Geometric Understanding of Deep Learning (2018)

cs702 · on Jan 24, 2019

Wow. As far as I know, this is the first time anyone reputable[a] has claimed to show (!) that the "manifold hypothesis" is the fundamental principle that makes deep learning work, as has long been believed:

  "In this work, we give a geometric view to
   understand deep learning: we show that the
   fundamental principle attributing to the
   success is the manifold structure in data,
   namely natural high dimensional data
   concentrates close to a low-dimensional
   manifold, deep learning learns the manifold
   and the probability distribution on it."

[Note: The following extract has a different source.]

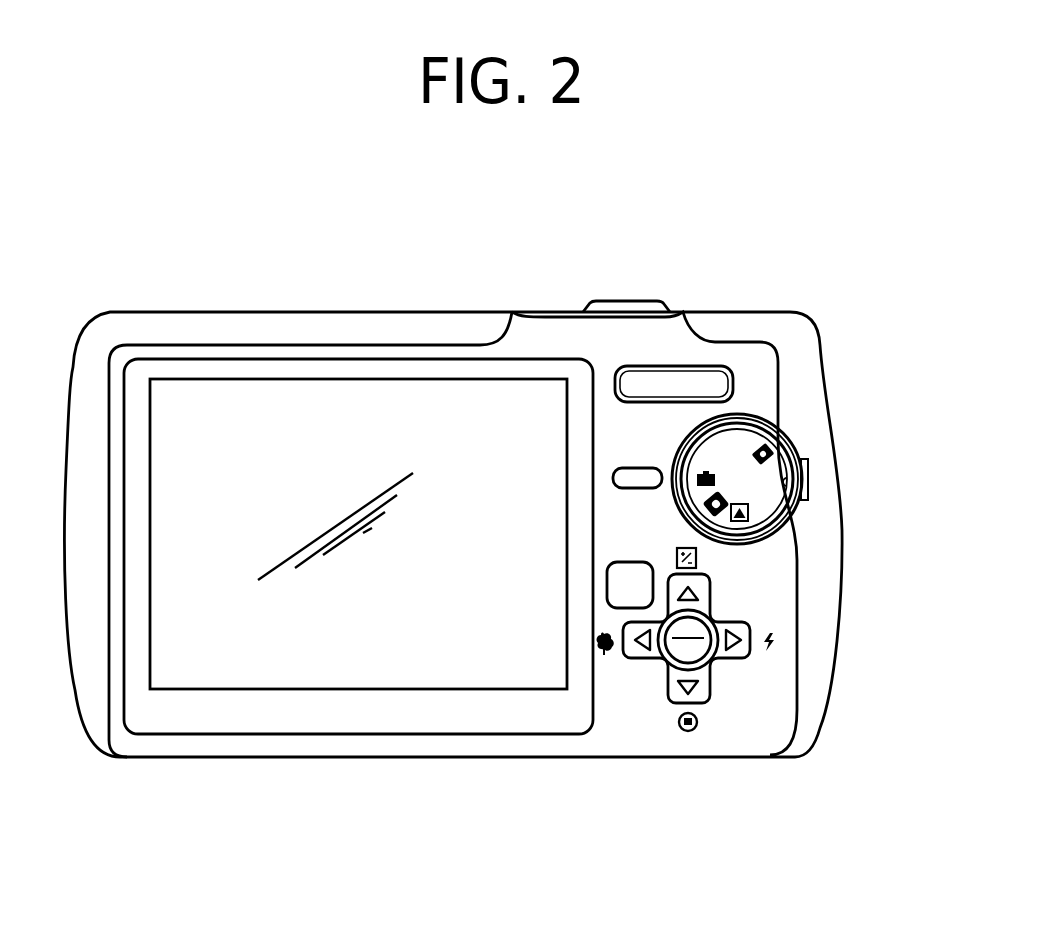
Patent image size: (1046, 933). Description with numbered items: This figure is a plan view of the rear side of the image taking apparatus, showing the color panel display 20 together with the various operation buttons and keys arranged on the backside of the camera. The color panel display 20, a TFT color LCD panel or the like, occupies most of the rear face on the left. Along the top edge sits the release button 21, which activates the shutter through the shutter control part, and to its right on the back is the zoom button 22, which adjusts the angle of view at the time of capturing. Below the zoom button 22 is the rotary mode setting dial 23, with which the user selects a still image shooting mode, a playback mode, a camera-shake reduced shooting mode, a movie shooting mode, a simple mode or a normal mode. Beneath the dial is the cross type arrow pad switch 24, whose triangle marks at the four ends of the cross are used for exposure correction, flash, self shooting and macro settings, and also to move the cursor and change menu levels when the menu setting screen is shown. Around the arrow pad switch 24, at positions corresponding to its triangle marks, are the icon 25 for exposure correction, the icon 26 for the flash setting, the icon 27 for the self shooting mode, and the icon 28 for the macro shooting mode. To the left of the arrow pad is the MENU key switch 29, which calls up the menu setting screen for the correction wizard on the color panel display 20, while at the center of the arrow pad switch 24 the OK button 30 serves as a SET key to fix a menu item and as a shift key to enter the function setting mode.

Moreover, the authors also claim to have come up with a way of measuring how hard it is for any deep neural net (of fixed size) to learn a parametric representation of a particular lower-dimensional manifold embedded in some higher-dimensional space:

  "We further introduce the concepts of rectified
   linear complexity for deep neural network
   measuring its learning capability, rectified
   linear complexity of an embedding manifold
   describing the difficulty to be learned. Then
   we show for any deep neural network with fixed
   architecture, there exists a manifold that
   cannot be learned by the network."

Finally, the authors also propose a novel way to control the probability distribution in the latent space. I'm curious to see how their method compares and relates to recent work, e.g., with discrete and continuous normalizing flows:

  "...we propose to apply optimal mass
   transportation theory to control the
   probability distribution in the latent space."

This is not going to be a light read...

--

[a] One of the authors, Shing-Tung Yau, is a Fields medalist: https://news.ycombinator.com/item?id=18987219

siavosh · on Jan 24, 2019

I've been out of academia for a long time, but isn't the notion that 'natural' high dimensional data lies on low dimensional manifolds the basic premise of all machine learning techniques?

cs702 · on Jan 24, 2019

Yes, of course, this has long been a widely held assumption. That's why we call it the "manifold hypothesis."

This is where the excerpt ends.